Woods v. Florida

479 U.S. 954 | SCOTUS | 1986

Dissenting Opinion

Justice Marshall, with whom Justice Brennan joins,

dissenting.

Adhering to my view that the death penalty is under all circumstances cruel and unusual punishment forbidden by the Eighth *955and Fourteenth Amendments, I would vacate the judgment of the Florida Supreme Court insofar as it left undisturbed the death sentence imposed in this case. Gregg v. Georgia, 428 U. S. 153, 231 (1976) (Marshall, J., dissenting). Even if I believed, however, that the death penalty could constitutionally be imposed under certain circumstances, petitioner’s youth and mental condition preclude imposition of a sentence of death under the requirements of the Eighth Amendment.

Petitioner Ronald Woods was convicted of first-degree murder and sentenced to death in connection with the stabbing of a guard at the Union Correctional Institution, at which Woods was an inmate. The Florida Supreme Court affirmed petitioner’s conviction and death sentence. 490 So. 2d 24 (1986). Woods was 18 years old at the time of his trial. Id., at 28, n. 7. The evidence submitted to the trial court in mitigation of sentence showed that petitioner had suffered seizures in childhood, and had sustained brain damage. Pet. for Cert. 20. Petitioner’s IQ is reported to be below 73, within the borderline range of mental retardation. Ibid.
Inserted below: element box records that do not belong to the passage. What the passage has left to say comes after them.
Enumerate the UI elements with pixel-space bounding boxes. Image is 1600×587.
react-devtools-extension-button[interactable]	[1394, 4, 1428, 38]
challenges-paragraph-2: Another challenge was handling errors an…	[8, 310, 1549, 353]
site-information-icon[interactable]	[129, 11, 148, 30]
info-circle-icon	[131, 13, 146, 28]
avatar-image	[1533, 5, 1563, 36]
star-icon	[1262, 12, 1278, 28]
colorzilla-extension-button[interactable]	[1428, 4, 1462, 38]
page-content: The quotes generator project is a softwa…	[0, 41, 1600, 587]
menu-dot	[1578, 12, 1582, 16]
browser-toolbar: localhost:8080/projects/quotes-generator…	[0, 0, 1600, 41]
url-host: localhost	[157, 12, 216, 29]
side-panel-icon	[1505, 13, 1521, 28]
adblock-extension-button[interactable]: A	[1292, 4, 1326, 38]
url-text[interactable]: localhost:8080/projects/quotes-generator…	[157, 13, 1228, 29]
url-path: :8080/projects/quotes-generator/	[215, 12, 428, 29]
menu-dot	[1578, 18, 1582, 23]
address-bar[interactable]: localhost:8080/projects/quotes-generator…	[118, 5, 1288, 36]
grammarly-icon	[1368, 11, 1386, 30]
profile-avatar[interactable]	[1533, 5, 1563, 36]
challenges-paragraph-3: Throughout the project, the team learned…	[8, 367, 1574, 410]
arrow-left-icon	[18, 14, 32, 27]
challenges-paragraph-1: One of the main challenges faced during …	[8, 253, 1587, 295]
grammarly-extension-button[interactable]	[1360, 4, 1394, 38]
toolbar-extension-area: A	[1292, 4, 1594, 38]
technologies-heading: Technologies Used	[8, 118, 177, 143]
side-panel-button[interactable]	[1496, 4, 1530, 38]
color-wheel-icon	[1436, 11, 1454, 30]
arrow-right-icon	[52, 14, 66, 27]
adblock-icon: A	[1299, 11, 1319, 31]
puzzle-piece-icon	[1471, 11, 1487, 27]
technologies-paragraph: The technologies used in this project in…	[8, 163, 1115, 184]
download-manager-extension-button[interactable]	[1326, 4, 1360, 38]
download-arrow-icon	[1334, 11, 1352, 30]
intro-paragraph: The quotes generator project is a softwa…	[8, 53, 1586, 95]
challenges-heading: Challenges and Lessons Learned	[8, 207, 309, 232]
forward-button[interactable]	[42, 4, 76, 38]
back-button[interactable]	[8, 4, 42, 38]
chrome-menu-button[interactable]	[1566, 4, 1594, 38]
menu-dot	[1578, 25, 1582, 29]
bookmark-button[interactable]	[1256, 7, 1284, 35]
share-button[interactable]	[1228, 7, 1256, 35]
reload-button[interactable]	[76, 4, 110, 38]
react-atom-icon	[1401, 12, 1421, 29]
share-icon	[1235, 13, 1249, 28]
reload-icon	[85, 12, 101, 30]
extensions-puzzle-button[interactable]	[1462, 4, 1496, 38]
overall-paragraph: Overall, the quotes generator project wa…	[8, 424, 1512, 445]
I believe that the imposition of capital punishment for crimes committed by juveniles is unconstitutionally cruel punishment forbidden by the Eighth Amendment. “Although ‘[ejrimes committed by youths may be just as harmful to victims as those committed by older persons, . . . they deserve less punishment because adolescents may have less capacity to control their conduct and to think in long-range terms than adults.’” Roach v. Aiken, 474 U. S. 1039 (1986) (Brennan, J., dissenting) (quoting Twentieth Century Fund Task Force on Sentencing Policy Toward Young Offenders, Confronting Youth Crime 7 (1978)); see also Eddings v. Oklahoma, 455 U. S. 104, 115-116 (1982). These considerations are particularly compelling where, as here, the offender’s mental capacities are organically impaired. While the trial court treated petitioner’s youth as a mitigating circumstance, it did not consider whether petitioner’s mental retardation, or the combination of his youth and mental incapacity, presented a circumstance that might foreclose application of the death penalty.

The execution of a mentally retarded child in retribution for a crime committed at or before the age of 18 cannot, in my judgment, be reconciled with the requirements of the Eighth Amendment, or with our fundamental commitment to the preservation of human rights. I would grant the petition for certiorari.






Lead Opinion

Sup. Ct. Fla. Certiorari denied.






Dissenting Opinion

Justice Blackmun,

with whom Justice Brennan joins, dissenting.

In view of the presence in the courtroom throughout the trial of a substantial number of uniformed guards (up to as many as 45) and the trial court’s denial of petitioner’s request to clear the courtroom of uniformed spectators, and the failure of the Supreme Court of Florida in its opinion, see 490 So. 2d 24, 26-27 (1986), even to cite this Court’s then recent decision in Holbrook v. Flynn, 475 U. S. 560 (1986), I would grant the petition for cer-tiorari, vacate the judgment below, and remand the case to the Supreme Court of Florida for reconsideration in light of Holbrook.